2014 American television series

America's Best Cook was a limited run American cooking show which premiered on Food Network and Food Network Canada, April 14, 2014. It is hosted by Food Network host Ted Allen. It consisted of one six episode season.

The winner of the competition was Stephanie Goldfarb, a 29 year-old home cook from Chicago Illinois, was chosen by Bobby Flay.

== The competition ==
The competition began with 16 chefs, four from each region of the north, south, east, and west. They were each mentored by a mentor from their region. Michael Symon mentored the north, Cat Cora helped the south, Tyler Florence mentored the west, and Alexandra Guarnaschelli helped out the east.

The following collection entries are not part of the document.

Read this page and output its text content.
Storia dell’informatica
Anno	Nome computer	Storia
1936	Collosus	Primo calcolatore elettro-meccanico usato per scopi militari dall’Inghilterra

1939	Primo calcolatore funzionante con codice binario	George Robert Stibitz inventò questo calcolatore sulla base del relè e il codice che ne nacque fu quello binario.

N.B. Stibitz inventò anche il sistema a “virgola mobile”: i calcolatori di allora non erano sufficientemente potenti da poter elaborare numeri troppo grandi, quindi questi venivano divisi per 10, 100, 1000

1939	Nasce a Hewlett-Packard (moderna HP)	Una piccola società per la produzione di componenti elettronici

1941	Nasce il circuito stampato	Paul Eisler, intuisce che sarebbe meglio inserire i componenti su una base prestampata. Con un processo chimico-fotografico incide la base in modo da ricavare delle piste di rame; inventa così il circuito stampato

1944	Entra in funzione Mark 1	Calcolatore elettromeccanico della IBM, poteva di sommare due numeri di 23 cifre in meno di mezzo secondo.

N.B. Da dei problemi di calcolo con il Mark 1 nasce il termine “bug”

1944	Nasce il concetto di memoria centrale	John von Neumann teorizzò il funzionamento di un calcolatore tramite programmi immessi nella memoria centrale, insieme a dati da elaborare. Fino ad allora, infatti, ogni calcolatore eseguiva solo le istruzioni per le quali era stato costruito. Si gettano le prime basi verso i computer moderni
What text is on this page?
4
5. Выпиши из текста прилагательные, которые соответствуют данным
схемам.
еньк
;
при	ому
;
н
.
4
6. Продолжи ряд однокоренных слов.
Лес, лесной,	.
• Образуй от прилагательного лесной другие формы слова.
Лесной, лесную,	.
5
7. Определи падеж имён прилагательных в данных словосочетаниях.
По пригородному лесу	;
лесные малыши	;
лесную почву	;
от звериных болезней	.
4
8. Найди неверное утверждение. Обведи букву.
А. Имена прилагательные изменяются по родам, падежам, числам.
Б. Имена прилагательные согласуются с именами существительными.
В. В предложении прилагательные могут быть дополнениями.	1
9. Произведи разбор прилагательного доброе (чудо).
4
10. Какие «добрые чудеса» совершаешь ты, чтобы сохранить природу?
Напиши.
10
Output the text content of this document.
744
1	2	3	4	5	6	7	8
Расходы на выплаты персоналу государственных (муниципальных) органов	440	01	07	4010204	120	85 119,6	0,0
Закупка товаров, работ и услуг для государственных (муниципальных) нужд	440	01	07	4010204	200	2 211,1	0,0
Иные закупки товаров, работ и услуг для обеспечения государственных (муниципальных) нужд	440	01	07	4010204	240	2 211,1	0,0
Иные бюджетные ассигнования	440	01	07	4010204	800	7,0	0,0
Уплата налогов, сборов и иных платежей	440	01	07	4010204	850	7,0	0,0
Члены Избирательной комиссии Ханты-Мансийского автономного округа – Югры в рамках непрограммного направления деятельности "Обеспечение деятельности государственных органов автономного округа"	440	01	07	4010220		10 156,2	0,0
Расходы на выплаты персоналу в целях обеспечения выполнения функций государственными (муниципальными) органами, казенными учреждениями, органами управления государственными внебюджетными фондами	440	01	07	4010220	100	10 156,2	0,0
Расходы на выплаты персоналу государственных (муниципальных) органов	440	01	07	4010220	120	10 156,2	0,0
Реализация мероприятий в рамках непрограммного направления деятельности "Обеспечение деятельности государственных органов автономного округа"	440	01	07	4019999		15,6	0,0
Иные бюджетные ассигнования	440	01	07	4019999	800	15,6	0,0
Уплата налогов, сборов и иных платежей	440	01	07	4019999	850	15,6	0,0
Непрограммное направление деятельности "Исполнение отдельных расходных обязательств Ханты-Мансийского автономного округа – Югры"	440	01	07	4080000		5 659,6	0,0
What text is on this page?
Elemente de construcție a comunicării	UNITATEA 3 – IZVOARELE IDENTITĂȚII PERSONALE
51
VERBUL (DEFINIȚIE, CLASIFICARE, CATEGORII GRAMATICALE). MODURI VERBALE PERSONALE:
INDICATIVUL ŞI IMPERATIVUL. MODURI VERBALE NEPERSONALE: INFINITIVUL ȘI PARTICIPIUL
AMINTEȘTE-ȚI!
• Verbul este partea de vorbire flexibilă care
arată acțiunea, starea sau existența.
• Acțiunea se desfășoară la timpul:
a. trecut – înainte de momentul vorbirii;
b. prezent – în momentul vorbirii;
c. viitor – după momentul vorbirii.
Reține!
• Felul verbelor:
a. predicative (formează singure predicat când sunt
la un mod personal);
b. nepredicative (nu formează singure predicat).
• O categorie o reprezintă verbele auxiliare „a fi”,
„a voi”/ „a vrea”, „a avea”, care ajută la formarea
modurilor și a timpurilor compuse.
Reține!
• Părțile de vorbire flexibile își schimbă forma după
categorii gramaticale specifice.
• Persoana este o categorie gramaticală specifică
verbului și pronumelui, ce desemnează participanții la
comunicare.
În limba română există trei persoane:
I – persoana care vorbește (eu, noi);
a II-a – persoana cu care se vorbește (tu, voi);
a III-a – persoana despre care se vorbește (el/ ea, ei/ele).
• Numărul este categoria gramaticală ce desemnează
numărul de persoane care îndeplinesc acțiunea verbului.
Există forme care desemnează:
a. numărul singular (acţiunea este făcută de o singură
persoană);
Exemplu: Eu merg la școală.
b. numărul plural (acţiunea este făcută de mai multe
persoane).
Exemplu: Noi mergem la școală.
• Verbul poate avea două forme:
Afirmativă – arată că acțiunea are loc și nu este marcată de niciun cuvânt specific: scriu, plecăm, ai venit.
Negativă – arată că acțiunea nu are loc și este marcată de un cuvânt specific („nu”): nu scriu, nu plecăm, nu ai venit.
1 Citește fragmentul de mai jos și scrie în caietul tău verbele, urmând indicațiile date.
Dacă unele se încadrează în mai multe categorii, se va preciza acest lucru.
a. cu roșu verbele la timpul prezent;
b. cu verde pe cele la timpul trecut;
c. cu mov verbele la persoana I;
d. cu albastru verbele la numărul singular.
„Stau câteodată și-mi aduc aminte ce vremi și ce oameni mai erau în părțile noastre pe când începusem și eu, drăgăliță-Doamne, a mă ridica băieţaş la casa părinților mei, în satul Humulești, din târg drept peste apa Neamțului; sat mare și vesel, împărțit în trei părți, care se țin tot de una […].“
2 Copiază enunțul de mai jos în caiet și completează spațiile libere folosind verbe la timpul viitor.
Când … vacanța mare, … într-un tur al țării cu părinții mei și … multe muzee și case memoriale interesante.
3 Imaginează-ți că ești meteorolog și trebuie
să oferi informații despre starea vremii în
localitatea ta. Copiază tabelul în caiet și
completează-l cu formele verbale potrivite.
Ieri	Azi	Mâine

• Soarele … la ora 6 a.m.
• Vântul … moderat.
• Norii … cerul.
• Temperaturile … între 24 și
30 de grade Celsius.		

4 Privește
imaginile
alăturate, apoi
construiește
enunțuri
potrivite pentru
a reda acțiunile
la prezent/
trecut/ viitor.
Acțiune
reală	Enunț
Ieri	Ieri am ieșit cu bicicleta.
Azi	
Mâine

After week 1, 8 chefs were eliminated and after that they went one by one until the final four reached the finale. In each week, they had special challenges which were served by a guest judge. If the judge liked it, they were safe, if not, they moved on to the pressure cooker, where they cooked something else, and the bottom chef was eliminated. Each week (except for the finale) judges had 10 minutes to mentor the chefs and could use a SOS button once during the round to help their chefs. If both chefs from one mentor were eliminated, then the mentor was also eliminated. The winning chef, won 50 000 dollars as well the title of "America's Best Cook." These are all home cooks who are competing.